A pavilion ballroom was added on the pier in 1907 and extended on the landward side in 1909, then extended landward again in two further stages.
The final extension in 1928 included a cafe tearoom necessitating the removal of the three round kiosks replaced by two new square kiosks added to the side of the entrance.
In 1940 during the Second World War, a long central section of the pier was removed in case of an invasion.
During the war the pier was further damaged by storms and an exploding mine.

=== Post war ===

Redcar Council bought the pier in 1946 for £4,500 but the pier was never repaired and simply allowed to disintegrate. The east coast storms of 1953 caused further damage. After loss of further pier length in a storm in 1978 the coastguard hut on the end of the pier was removed and the coastguard re-established on the roof of the Zetland Lifeboat Museum.

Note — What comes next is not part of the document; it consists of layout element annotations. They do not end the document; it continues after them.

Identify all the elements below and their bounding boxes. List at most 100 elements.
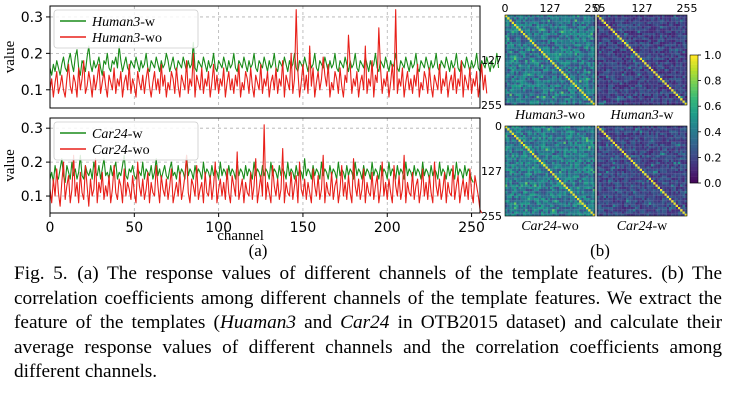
heatmap-cell xyxy=(552,150,555,154)
heatmap-cell xyxy=(538,195,542,199)
heatmap-cell xyxy=(509,93,512,97)
heatmap-frame xyxy=(596,14,688,106)
heatmap-cell xyxy=(532,157,535,160)
heatmap-cell xyxy=(680,21,683,25)
heatmap-cell xyxy=(550,19,553,22)
heatmap-cell xyxy=(570,60,573,63)
heatmap-cell xyxy=(520,186,524,190)
heatmap-cell xyxy=(527,89,530,92)
heatmap-cell xyxy=(610,26,613,29)
heatmap-cell xyxy=(664,75,667,79)
heatmap-cell xyxy=(684,44,688,47)
heatmap-cell xyxy=(581,204,584,208)
heatmap-cell xyxy=(568,184,571,187)
heatmap-cell xyxy=(550,148,553,151)
heatmap-cell xyxy=(541,211,544,214)
heatmap-cell xyxy=(577,78,580,81)
heatmap-cell xyxy=(590,139,593,142)
heatmap-cell xyxy=(666,28,670,31)
heatmap-cell xyxy=(523,30,526,34)
heatmap-cell xyxy=(532,60,535,63)
heatmap-cell xyxy=(588,66,591,70)
heatmap-cell xyxy=(556,180,560,183)
heatmap-cell xyxy=(646,42,649,45)
heatmap-cell xyxy=(630,98,634,101)
heatmap-cell xyxy=(664,35,667,38)
heatmap-cell xyxy=(541,30,544,34)
heatmap-cell xyxy=(592,126,596,129)
heatmap-cell xyxy=(599,19,602,22)
heatmap-cell xyxy=(579,78,582,81)
heatmap-cell xyxy=(586,15,589,18)
heatmap-cell xyxy=(588,64,591,67)
heatmap-cell xyxy=(583,78,587,81)
heatmap-cell xyxy=(552,137,555,140)
heatmap-cell xyxy=(621,46,625,49)
heatmap-cell xyxy=(644,51,647,54)
heatmap-cell xyxy=(572,24,575,27)
heatmap-cell xyxy=(518,19,521,22)
heatmap-cell xyxy=(568,44,571,47)
heatmap-cell xyxy=(527,162,530,165)
heatmap-cell xyxy=(657,130,661,133)
heatmap-cell xyxy=(630,51,634,54)
heatmap-cell xyxy=(534,53,537,56)
heatmap-cell xyxy=(635,30,638,34)
heatmap-cell xyxy=(599,93,602,97)
heatmap-cell xyxy=(655,37,658,40)
heatmap-cell xyxy=(592,91,596,94)
heatmap-cell xyxy=(507,39,510,43)
heatmap-cell xyxy=(559,177,562,181)
heatmap-cell xyxy=(671,71,674,74)
heatmap-cell xyxy=(579,57,582,61)
heatmap-cell xyxy=(588,173,591,176)
heatmap-cell xyxy=(529,128,533,131)
heatmap-cell xyxy=(579,126,582,129)
heatmap-cell xyxy=(639,21,643,25)
heatmap-cell xyxy=(646,60,649,63)
heatmap-cell xyxy=(662,46,665,49)
heatmap-cell xyxy=(541,137,544,140)
heatmap-cell xyxy=(536,37,539,40)
heatmap-cell xyxy=(590,93,593,97)
heatmap-cell xyxy=(563,186,566,190)
heatmap-cell xyxy=(527,159,530,163)
heatmap-cell xyxy=(646,80,649,83)
heatmap-cell xyxy=(505,168,508,172)
heatmap-cell xyxy=(550,78,553,81)
heatmap-cell xyxy=(648,28,652,31)
heatmap-cell xyxy=(536,184,539,187)
heatmap-cell xyxy=(511,89,515,92)
heatmap-cell xyxy=(608,26,611,29)
heatmap-cell xyxy=(545,42,548,45)
heatmap-cell xyxy=(543,211,546,214)
heatmap-cell xyxy=(534,182,537,185)
heatmap-cell xyxy=(507,157,510,160)
heatmap-cell xyxy=(556,130,560,133)
heatmap-cell xyxy=(570,53,573,56)
series-line-human3-wo xyxy=(49,9,488,98)
heatmap-cell xyxy=(675,100,679,103)
heatmap-cell xyxy=(660,102,663,106)
heatmap-cell xyxy=(556,137,560,140)
heatmap-cell xyxy=(511,62,515,65)
heatmap-cell xyxy=(514,35,517,38)
heatmap-cell xyxy=(637,91,640,94)
heatmap-cell xyxy=(518,93,521,97)
heatmap-cell xyxy=(657,66,661,70)
heatmap-cell xyxy=(552,132,555,136)
heatmap-cell xyxy=(621,60,625,63)
heatmap-cell xyxy=(635,80,638,83)
heatmap-cell xyxy=(525,102,528,106)
heatmap-cell xyxy=(592,130,596,133)
heatmap-cell xyxy=(543,60,546,63)
heatmap-cell xyxy=(507,137,510,140)
heatmap-cell xyxy=(610,51,613,54)
heatmap-cell xyxy=(541,93,544,97)
heatmap-cell xyxy=(581,195,584,199)
heatmap-cell xyxy=(662,37,665,40)
heatmap-cell xyxy=(550,53,553,56)
heatmap-cell xyxy=(669,19,672,22)
heatmap-cell xyxy=(527,30,530,34)
heatmap-cell xyxy=(547,173,551,176)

In August 1978 a Wurlitzer organ was installed in the pier ballroom and it was in use for 18 months before being removed after further damage to the pier by the sea.

In 1980 Langbaurgh Borough Council declared the pier unsafe and that year sold the pier for £250 as scrap. With demolition over the year end 1980–1981 the site was cleared by March 1981. The final length of the pier was 87 ft. A blue plaque on a seafront brick wall on the Esplanade indicates the site of the former Redcar Pier.